Building on the preliminary regulatory remediation actions identified in the Progress Report, ESMA will publish an Opinion with views on how the EU regulatory framework for sustainable finance could further facilitate the investors’ journey.
On 18 June 2024, the three European Supervisory Authorities (EBA, EIOPA and ESMA – ESAs) published a joint Opinion on the assessment of the Sustainable Finance Disclosure Regulation (SFDR). The ESAs call for a coherent sustainable finance framework that caters for both the green transition and enhanced consumer protection, taking into account the lessons learned from the functioning of the SFDR.
The ESAs focus on ways to introduce simple and clear categories for financial products. The simplifications consist of two voluntary product categories, “sustainable” and “transition”, that financial market participants should use to ensure consumers understand the purpose of the products.

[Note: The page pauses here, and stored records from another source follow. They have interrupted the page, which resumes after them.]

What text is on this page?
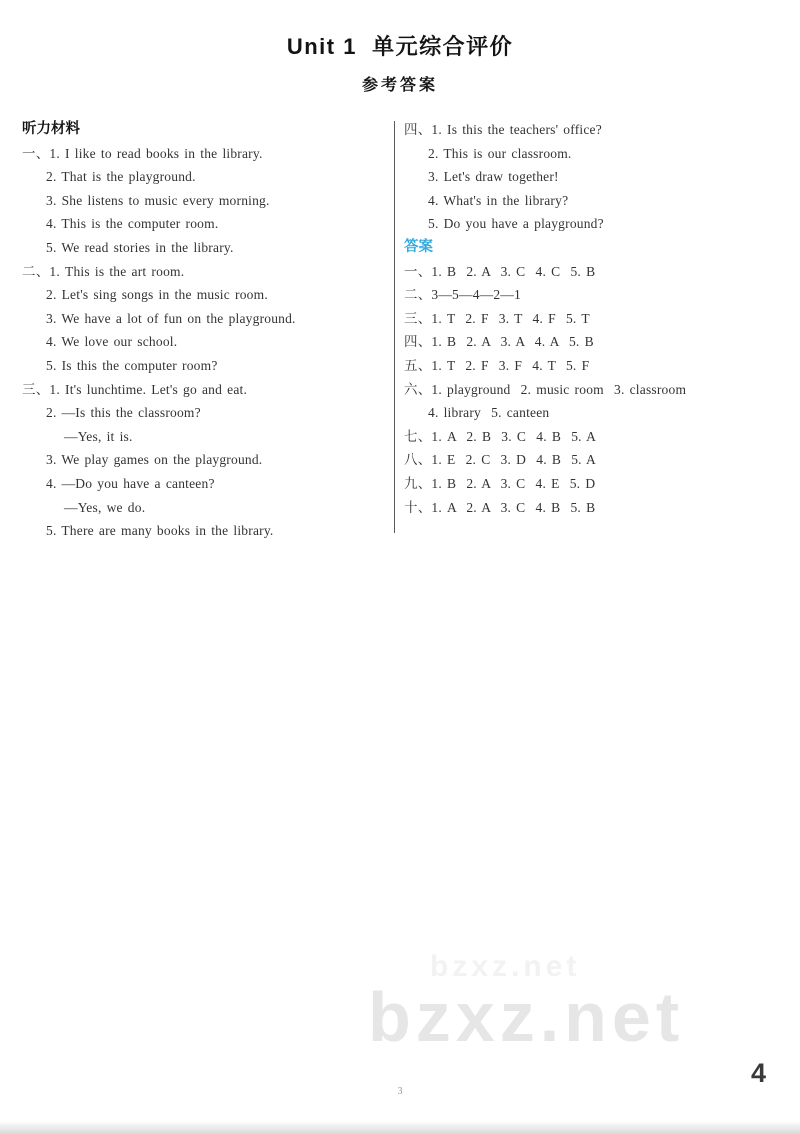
Unit 1  单元综合评价
参考答案
听力材料
一、1. I like to read books in the library.
2. That is the playground.
3. She listens to music every morning.
4. This is the computer room.
5. We read stories in the library.
二、1. This is the art room.
2. Let's sing songs in the music room.
3. We have a lot of fun on the playground.
4. We love our school.
5. Is this the computer room?
三、1. It's lunchtime. Let's go and eat.
2. —Is this the classroom?
—Yes, it is.
3. We play games on the playground.
4. —Do you have a canteen?
—Yes, we do.
5. There are many books in the library.
四、1. Is this the teachers' office?
2. This is our classroom.
3. Let's draw together!
4. What's in the library?
5. Do you have a playground?
答案
一、1. B  2. A  3. C  4. C  5. B
二、3—5—4—2—1
三、1. T  2. F  3. T  4. F  5. T
四、1. B  2. A  3. A  4. A  5. B
五、1. T  2. F  3. F  4. T  5. F
六、1. playground  2. music room  3. classroom
4. library  5. canteen
七、1. A  2. B  3. C  4. B  5. A
八、1. E  2. C  3. D  4. B  5. A
九、1. B  2. A  3. C  4. E  5. D
十、1. A  2. A  3. C  4. B  5. B
bzxz.net
bzxz.net
3
4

The rules for the categories should have a clear objective and criteria to reduce greenwashing risks.
The ESAs recommend that the European Commission consider the introduction of a sustainability indicator that would grade financial products such as investment funds, life insurance and pension products.
In addition, the Opinion also covers the following areas:
- appropriate disclosures for products outside the two categories to reduce greenwashing
- improvements to the definition of sustainable investments
- simplification to the way disclosures are presented to investors
- technical suggestions including on which products should fall under the scope of SFDR and on how to improve disclosures regarding the negative impact of investments on people and the environment
- the need to conduct consumer testing before putting forward any policy proposals to review the SFDR, such as to introduce a categorisation system and/or an indicator.
On 19 June 2024, the Network for Greening the Financial System (NGFS) issued the second edition of its guide on climate-related disclosure for central banks.
The second edition builds on experience gathered by NGFS members that have already published climate-related disclosure reports. The guide includes a new chapter on metrics and targets to align the guide’s structure with the four-pillar framework of the TCFD. The guide also provides additional support in disclosure of internal operations, building on research conducted by the subgroup Greening Central Banks’ Own Operations within the workstream Net Zero for Central Banks.
The Guide’s main objective is to offer practical support and inspiration to central banks that are taking their first steps in climate related disclosure. In addition, the NGFS hopes that it can provide insights for those that are already at an advanced state.
Additional work lies ahead in the preparation of recommendations on nature-related disclosure and transition planning as well as a broader disclosure on sustainability-related risks and opportunities. The NGFS welcomes the ongoing work of the Taskforce on Nature-related Financial Disclosures and that of the International Sustainability Standards Board to unify global sustainability reporting rules.